When I finally dropped out of college, I realized quickly how limiting the “student” label can be. I technically was no more skilled, no more knowledgeable, and no more confident, but as soon as I started telling people that I was a “marketer,” they started treating me differently. Doing this allowed me to get clients, travel opportunities, speaking invites, and more.
This lends itself to an interesting conclusion: stop identifying as a student. Taylor King, a college dropout I met for the first time a couple years ago in Charleston when he was finishing high school put it nicely today on Facebook:
Don’t tell anybody you’re in school.
I’ve been blessed to talk to a lot of people in the last year in all stages of life. Many of which are either about to start school, currently studying, or have just gotten out.
Personally, if you’re in school and want to run in the ranks of professionals, you should focus on talking about your skillset and your business. I got into events, met with business owners, and networked heavily without any mention of my school. I believe it tremendously improved people’s perception of me as I came to them as a passionate individual dedicated to their craft.
The perception of a student in college is not “bad”, but rather “not ready”, which you can imagine is not appealing to someone you want to pay you.
Show them you’re ready by putting school in the background when dealing with business in the real world.
Taylor’s advice is not just empty words. Over the last year I’ve watched him grow from a relatively uncertain dropout to an employee at a successful startup in New York City to an in-demand creative videographer who recently did a shoot for GQ. He knows from experience how positioning yourself as a professional, even if you don’t feel like you’re ready yet, can make a huge difference in the kinds of opportunities that come your way and your ability to make an income doing things you love.

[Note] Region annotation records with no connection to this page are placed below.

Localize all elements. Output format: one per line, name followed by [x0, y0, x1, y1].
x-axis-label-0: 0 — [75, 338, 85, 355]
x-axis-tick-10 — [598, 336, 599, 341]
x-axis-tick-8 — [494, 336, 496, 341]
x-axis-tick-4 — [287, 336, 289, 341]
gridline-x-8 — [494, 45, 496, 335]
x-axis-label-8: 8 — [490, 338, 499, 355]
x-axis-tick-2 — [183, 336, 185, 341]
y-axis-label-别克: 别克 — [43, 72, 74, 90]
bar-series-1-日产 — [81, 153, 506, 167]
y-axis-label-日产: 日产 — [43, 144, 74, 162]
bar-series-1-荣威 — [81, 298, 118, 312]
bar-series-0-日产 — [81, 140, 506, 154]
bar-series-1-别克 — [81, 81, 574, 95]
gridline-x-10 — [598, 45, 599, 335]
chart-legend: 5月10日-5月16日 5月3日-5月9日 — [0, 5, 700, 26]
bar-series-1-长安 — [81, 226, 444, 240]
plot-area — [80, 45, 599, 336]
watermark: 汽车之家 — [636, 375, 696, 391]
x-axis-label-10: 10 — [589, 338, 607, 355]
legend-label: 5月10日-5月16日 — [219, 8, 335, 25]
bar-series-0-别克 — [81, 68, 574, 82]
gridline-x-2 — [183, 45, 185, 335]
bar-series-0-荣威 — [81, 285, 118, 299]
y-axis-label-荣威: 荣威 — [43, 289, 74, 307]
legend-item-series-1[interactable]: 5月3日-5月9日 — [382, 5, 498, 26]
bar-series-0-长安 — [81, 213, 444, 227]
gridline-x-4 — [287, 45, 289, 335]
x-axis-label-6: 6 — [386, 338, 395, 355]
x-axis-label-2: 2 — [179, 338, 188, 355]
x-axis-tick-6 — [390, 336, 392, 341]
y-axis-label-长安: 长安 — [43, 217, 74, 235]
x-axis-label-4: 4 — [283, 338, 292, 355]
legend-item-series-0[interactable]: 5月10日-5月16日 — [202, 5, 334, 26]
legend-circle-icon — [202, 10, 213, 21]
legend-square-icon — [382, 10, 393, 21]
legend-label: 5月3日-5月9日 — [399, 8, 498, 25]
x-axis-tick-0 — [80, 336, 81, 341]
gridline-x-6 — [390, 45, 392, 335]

As I’ve written before, my general philosophy on college is this: don’t let your degree and education status be the most interesting thing about you. Taylor’s advice, and his success as a young person who dropped out of college, is built on this principle. You will be taken seriously if you position yourself seriously. If you position yourself as a student, expect “student-like” results and treatment from others.
Note that there is a difference between what Taylor is telling you to do and what someone like the character of George Constanza in Seinfeld does when he claims:
I work in the building. I’m an architect. Have you seen the new addition to the Gugenheim? It didn’t take me that long either.
George is a liar and a buffoon who can’t follow through on anything. He might be able to fake it in the short term but he will always be discovered.
Taylor had the minimum skill he needed to get started as a professional and had already done some work here and there. All he needed was to stop telling people he was a student and start telling them he was a creative. He just needed to give himself permission to be who he already was in front of other people.
And here’s one more example of Taylor’s principle in action, but in an area entirely unrelated to students. My girlfriend and I saw Fifty Shades Freed the other day at the movies and there is a scene in which an attractive architect is hitting on Christian Gray in front of the main character, his new wife Ana. When she addresses Ana as Ana in a clear power move, she responds “you may call me Mrs. Gray.” The power dynamic was entirely reversed and the woman backed down. It is an odd example I know, but the principle remains the same: how you identify yourself will determine how people treat you.
To bring it all back to students, I’ve met hundreds of students around the world on my travels speaking at conferences and universities and they all want to know how they can start getting professional opportunities. The first step is as Taylor says, to stop identifying as a student. Start telling people that you’re “an X.” Do something interesting in that category, take on a project, start blogging about a topic you care about, and show your work publicly.
You will find opportunties that were previously closed begin to unlock and that people no longer look at you as the unprepared, “unready” student you once were. You’ll also notice a mindset shift happen within you that helps you get more done professionally. I’ve written a few times on the preparation mindset and I think consciously removing “student” from the way you describe yourself is a good first step in overcoming it:
Telling ourselves that we’re a “student” becomes a convenient way of postponing the responsibility of actually building something while still allowing ourselves to feel like we’re working towards an end goal.
In my own case, calling myself a marketer not only reframed the expectations others had of me, but it reframed the expectations I had of myself too. It created a psychological pressure to work that wasn’t there as strongly while I was a student. I can’t imagine going back.